Il y a six ans déjà, le fabricant de textile Shandong Ruyi Technology Group se lançait à la conquête des marchés internationaux de produits de luxe. À sa tête, l'homme d'affaires Qiu Yafu était prêt à tout pour faire de son empire une deuxième version du géant français LVMH, à qui il semble vouer une admiration sans limite.
Le groupe avait notamment acquis les marques française Maje et Sandro, ainsi que la marque anglaise Aquascutum. Mais il se retrouve aujourd'hui au centre d'une joyeuse pagaille incluant quelques-unes des plus grandes institutions financières du monde, selon le magazine Bloomberg. De fait, le groupe a perdu des entreprises clés et est en litige avec certains de ses investisseurs, tels que Carlyle Group.
À son apogée, pourtant, Shandong Ruyi a bénéficié de plusieurs milliards de dollars de la part d'investisseurs et fonds chinois, lorsque les autorités du pays ont décidé d'encourager les entreprises traditionnelles à construire une économie basée sur la consommation.
Seulement, il semble que cela n'ait pas été bénéfique au géant du luxe. Selon Jeffrey Wang, codirecteur du bureau de Shanghai de la banque d'investissement BDA partners, «la plupart des acquisitions faites par les entreprises chinoises à l'étranger ces dernières années n'ont pas été couronnées de succès. Maintenant, ils ne peuvent pas se permettre de vendre ces actifs à perte».
À 64 ans, Qiu Yafu serait, selon des sources proches, dans une chambre d'hôtel à Hong Kong depuis plusieurs mois, afin de négocier et d'essayer de sauver les restes de son empire international.
Ascension, gloire et chute
Sur le papier, la stratégie de Shandong Ruyi n'était pourtant pas mauvaise.

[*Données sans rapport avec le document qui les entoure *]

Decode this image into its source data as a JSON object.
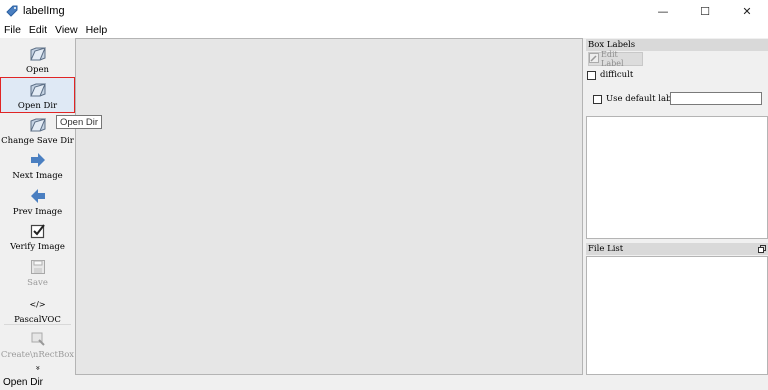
{
  "window": {
    "title": "labelImg",
    "controls": {
      "minimize": "—",
      "maximize": "☐",
      "close": "✕"
    }
  },
  "menu": [
    "File",
    "Edit",
    "View",
    "Help"
  ],
  "toolbar": {
    "open": "Open",
    "open_dir": "Open Dir",
    "change_save_dir": "Change Save Dir",
    "next_image": "Next Image",
    "prev_image": "Prev Image",
    "verify_image": "Verify Image",
    "save": "Save",
    "format_icon": "</>",
    "format": "PascalVOC",
    "create_rectbox": "Create\\nRectBox",
    "more": "»"
  },
  "tooltip": "Open Dir",
  "box_labels": {
    "title": "Box Labels",
    "edit_label": "Edit Label",
    "difficult": "difficult",
    "use_default_label": "Use default label",
    "default_label_value": ""
  },
  "file_list": {
    "title": "File List"
  },
  "status": "Open Dir",
  "colors": {
    "selection_border": "#e02525",
    "canvas": "#e6e6e6",
    "arrow_blue": "#4a7fc1"
  }
}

Alors que la demande de produits de luxe étrangers augmentait en Chine, le groupe s'est emparé de marques qui avaient négligé le marché de l'empire du Milieu, afin de les rapprocher de l'endroit où se trouvait cette nouvelle demande à forte croissance.
En 2016, après être devenu actionnaire majoritaire du groupe de mode français SMCP SA, il a aidé à construire un réseau de plus de cent magasins dans les centres commerciaux de villes en plein essor, telles que Shanghai et Pékin.
C'est deux ans après, en 2018, que Qiu Yafu a déclaré publiquement vouloir faire de Shandong Ruyi le LVMH chinois et mettre fin à l'image d'une industrie chinoise productrice massive de produits de piètre qualité.
Selon l'un de ses représentants, plusieurs facteurs ont mené le groupe sur cette pente. «Nous n'avons pas fait d'acquisitions inutiles juste pour le plaisir de gagner des trophées, explique-t-il. C'est juste très malheureux que la pandémie de Covid-19, couplée aux tensions sino-américaines et à un environnement de crédit resserré aient fini par nous mettre dans cette situation.»
Désormais, Shandong Ruyi doit donc se concentrer sur le désendettement, en comptant notamment sur les fonds internationaux enclins à racheter des actifs précieux.